Em outras palavras, estava louco, sofria de esquizofrenia paranoide, fato que implicou inimputabilidade penal, ou seja, o crime não lhe pode ser penalmente atribuído (imputado) por ser doente mental. Isso significa que não se trata de criminoso comum, mas, sim, de um doente mental criminoso. Consequentemente, a lei o absolveu do crime. 

Quando isso ocorre, o juiz não aplica pena corporal (detenção), justamente porque foi absolvido do crime, mas decreta medida de segurança consistente em internação em manicômio judiciário, hoje chamado casa de custódia e tratamento psiquiátrico, pelo prazo maior que a lei comina: três anos. 

Porém, e isso é de fundamental importância, existe diferença imensa entre pena corporal (no caso do criminoso comum) e medida de segurança (no caso do doente criminoso): quando termina a pena corporal, o sentenciado é posto em liberdade, ou seja: se foi apenado com 20 anos (claro que há inúmeras reduções, benesses etc.), encerrado o prazo, vai para a rua. Já no que diz respeito à medida de segurança, somente é colocado em liberdade se a periculosidade cessar. 

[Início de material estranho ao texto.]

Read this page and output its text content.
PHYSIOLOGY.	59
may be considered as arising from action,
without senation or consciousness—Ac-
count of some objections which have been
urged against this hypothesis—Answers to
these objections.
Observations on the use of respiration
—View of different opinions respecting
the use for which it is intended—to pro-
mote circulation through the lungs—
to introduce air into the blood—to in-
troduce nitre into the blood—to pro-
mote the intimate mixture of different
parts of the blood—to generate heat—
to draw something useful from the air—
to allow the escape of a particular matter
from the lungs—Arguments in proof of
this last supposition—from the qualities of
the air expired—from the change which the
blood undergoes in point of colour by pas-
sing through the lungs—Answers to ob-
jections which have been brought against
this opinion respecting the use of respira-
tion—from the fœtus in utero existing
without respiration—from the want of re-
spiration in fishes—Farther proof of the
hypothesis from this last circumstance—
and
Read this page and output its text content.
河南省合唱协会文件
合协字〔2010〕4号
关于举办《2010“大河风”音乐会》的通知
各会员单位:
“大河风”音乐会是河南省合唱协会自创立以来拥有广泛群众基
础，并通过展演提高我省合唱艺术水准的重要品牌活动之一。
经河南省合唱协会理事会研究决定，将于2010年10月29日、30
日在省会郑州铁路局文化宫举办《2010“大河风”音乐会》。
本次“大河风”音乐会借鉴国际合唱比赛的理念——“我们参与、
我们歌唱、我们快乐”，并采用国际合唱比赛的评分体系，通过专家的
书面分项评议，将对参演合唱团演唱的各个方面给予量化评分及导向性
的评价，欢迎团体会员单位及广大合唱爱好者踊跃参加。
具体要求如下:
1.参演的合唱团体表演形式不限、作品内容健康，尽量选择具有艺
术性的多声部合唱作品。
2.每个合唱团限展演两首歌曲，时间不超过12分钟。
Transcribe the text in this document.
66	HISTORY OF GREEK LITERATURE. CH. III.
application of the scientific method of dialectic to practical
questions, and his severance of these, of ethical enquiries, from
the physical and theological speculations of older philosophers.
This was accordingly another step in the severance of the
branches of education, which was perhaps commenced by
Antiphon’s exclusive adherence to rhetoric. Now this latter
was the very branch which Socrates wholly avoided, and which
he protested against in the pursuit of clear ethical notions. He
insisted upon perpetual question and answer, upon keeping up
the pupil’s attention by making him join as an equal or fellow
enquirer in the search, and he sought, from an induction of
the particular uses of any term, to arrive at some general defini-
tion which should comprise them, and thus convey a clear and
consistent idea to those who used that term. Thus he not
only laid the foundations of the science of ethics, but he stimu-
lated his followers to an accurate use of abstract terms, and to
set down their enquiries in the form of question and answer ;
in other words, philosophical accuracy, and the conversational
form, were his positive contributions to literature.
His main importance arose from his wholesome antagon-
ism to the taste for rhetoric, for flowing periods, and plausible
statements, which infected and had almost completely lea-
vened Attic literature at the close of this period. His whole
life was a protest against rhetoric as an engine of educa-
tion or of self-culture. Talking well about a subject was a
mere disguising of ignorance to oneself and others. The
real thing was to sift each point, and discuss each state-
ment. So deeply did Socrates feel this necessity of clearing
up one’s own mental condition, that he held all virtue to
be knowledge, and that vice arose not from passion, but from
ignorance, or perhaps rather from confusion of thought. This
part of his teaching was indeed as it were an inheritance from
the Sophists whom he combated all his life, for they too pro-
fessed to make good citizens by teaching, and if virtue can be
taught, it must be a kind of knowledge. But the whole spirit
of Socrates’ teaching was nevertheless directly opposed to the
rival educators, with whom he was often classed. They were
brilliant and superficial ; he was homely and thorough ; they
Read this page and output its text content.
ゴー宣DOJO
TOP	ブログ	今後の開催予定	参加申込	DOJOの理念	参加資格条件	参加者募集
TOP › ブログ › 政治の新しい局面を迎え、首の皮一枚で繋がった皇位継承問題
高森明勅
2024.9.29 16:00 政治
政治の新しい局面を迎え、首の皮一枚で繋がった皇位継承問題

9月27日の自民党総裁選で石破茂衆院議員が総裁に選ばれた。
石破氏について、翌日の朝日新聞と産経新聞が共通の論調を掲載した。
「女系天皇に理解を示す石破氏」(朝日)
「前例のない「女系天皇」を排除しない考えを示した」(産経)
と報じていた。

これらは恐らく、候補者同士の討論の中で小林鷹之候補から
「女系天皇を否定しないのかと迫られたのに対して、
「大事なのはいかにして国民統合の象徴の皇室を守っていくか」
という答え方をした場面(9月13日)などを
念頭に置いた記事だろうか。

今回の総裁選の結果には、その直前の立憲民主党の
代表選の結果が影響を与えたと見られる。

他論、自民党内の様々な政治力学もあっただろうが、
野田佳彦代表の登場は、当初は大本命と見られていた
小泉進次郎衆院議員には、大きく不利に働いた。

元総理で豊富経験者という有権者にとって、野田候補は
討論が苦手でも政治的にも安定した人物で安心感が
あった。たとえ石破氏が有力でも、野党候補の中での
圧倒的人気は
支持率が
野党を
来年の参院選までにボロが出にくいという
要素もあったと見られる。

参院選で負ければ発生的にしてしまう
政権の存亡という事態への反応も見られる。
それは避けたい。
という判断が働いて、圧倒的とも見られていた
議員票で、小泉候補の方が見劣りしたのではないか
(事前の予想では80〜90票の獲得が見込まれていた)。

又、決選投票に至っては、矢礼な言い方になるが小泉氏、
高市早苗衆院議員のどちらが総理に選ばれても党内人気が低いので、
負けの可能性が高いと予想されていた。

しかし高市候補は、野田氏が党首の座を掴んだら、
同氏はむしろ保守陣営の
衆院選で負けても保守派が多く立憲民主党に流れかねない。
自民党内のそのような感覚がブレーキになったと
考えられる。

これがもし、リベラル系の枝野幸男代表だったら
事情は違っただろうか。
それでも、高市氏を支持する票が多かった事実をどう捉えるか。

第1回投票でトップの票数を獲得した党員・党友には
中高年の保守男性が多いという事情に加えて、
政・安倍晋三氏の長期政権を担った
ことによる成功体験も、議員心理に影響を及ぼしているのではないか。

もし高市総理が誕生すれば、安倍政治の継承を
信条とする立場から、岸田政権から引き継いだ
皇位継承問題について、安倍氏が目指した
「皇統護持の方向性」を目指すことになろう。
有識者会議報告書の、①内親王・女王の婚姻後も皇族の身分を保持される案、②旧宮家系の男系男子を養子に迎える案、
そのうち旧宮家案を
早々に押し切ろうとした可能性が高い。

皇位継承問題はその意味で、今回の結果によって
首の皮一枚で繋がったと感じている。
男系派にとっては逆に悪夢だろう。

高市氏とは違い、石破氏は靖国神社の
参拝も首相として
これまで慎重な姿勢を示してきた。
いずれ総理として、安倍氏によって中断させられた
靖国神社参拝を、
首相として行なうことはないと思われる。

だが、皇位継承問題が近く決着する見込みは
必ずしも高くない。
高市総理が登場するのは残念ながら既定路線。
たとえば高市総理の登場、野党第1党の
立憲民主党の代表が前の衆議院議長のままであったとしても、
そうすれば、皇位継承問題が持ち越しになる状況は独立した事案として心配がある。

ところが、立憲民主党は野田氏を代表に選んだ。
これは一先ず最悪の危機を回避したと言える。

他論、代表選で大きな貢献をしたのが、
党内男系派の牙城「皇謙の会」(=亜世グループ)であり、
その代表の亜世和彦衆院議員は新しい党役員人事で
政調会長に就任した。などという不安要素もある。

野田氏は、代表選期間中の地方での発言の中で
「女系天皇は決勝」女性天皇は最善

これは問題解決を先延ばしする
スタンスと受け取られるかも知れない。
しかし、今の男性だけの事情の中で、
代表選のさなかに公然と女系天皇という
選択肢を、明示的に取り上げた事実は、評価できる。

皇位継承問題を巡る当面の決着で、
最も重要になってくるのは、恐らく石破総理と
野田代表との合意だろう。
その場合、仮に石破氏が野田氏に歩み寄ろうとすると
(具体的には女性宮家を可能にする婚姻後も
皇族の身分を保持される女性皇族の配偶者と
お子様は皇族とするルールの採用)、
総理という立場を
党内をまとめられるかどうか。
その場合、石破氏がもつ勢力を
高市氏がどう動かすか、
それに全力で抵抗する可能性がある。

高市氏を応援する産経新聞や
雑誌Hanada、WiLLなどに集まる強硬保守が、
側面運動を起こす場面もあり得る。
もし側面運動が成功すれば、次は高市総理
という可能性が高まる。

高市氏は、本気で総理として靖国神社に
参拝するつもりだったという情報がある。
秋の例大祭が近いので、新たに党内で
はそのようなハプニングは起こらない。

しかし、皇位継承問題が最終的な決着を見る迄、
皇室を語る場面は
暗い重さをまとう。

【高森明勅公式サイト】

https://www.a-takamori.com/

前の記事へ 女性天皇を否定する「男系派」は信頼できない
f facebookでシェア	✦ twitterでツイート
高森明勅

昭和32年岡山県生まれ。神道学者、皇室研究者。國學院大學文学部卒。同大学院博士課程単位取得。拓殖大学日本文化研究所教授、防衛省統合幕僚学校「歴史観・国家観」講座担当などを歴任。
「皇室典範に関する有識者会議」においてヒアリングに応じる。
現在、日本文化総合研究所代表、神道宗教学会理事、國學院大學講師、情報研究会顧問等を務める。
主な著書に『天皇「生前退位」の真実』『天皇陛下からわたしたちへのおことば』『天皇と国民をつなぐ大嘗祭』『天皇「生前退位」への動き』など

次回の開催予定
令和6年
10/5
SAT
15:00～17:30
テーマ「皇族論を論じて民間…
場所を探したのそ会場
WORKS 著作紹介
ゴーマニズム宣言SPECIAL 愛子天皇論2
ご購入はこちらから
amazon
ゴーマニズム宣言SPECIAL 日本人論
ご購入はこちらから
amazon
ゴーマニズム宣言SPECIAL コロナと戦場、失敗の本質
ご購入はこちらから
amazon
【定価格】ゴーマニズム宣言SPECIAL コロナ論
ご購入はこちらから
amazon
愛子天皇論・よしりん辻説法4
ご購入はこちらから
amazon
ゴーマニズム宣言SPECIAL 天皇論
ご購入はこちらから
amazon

Isso quer dizer que, depois dos iniciais três anos de medida de segurança detentiva, somente ganha a liberdade aquele que não mais apresentar perigo à sociedade, avaliação a ser feita por psiquiatras forenses. Do contrário, permanece internado. Decorrido mais um ano, novo exame: se apresentar periculosidade, permanece outro ano internado, e assim por diante. Tal fato pode, e deve, em certos casos, durar muitas décadas de internação, pois indivíduos como Cadu apresentam periculosidade permanente, a qual somente cessa quando, após muitos anos, a doen­ça evolui para a demência, isto é, quando atinge o seu estado terminal, ocasião em que já não tem mais capacidade de articular crime algum. Dito de outra forma: continua doente mental grave, porém sem periculosidade. 

No caso de Cadu e seu novo crime, o primeiro erro foi a improvisação de psiquiatras despreparados para avaliarem a sua periculosidade. Disseram que ela tinha diminuído e propuseram tratamento ambulatorial. A argumentação utilizada foi que seu quadro psiquiátrico era estável, mantinha bom comportamento no local no qual estava internado e, portanto, não havia justificativa clínica para continuar o tratamento sob regime de internação. Recomendaram (os psiquiatras forenses improvisados) alta hospitalar e tratamento ambulatorial. 

O segundo problema foi jurídico, pois a juíza que recebeu o laudo atestando que a periculosidade era mínima, simplesmente o aceitou, quando poderia tê-lo rejeitado, no todo ou em parte, con­forme o art. 182 do Código de Processo Penal. Rejeitá-lo seria uma questão de cautela e de bom senso, sobretudo considerando o pouco tempo decorrido entre o delito e a liberdade, em face da gravidade da doença e da violência do crime. 

A questão agora é: que fazer diante desse novo crime? Resposta: novamente instaurar incidente de insanidade mental, dar o réu como inimputável, decretar medida de segurança detentiva e ansiar que, no final do tempo mínimo inicial (três anos), não seja novamente avaliado por pessoas despreparadas, que não sabem o bê-á-bá da psiquiatria forense: esquizofrênicos paranoides jovens, que cometem crimes graves contra a vida, em decorrência de alucinações e delírios abundantes, bem como sem capacidade de avaliar a gravidade do que fizeram — mesmo que estejam fora do surto agudo, a gozar período de acalmia da doença ou controlados por remédios —, são potencialmente perigosos à sociedade. Bastam uma pequena modificação das circunstâncias pessoais, algumas noites maldormidas, estresse, uns goles de álcool, alimentação precária, um dia sem tomar remédio, uma contrariedade qualquer, para que tudo se deforme novamente. Infelizmente, essa regra não foi observada. 

Em outras palavras, esqueceram-se do prognóstico e basearam-se somente no quadro clínico a um palmo da vista. É um exemplo da decadência nesta área da psiquiatria.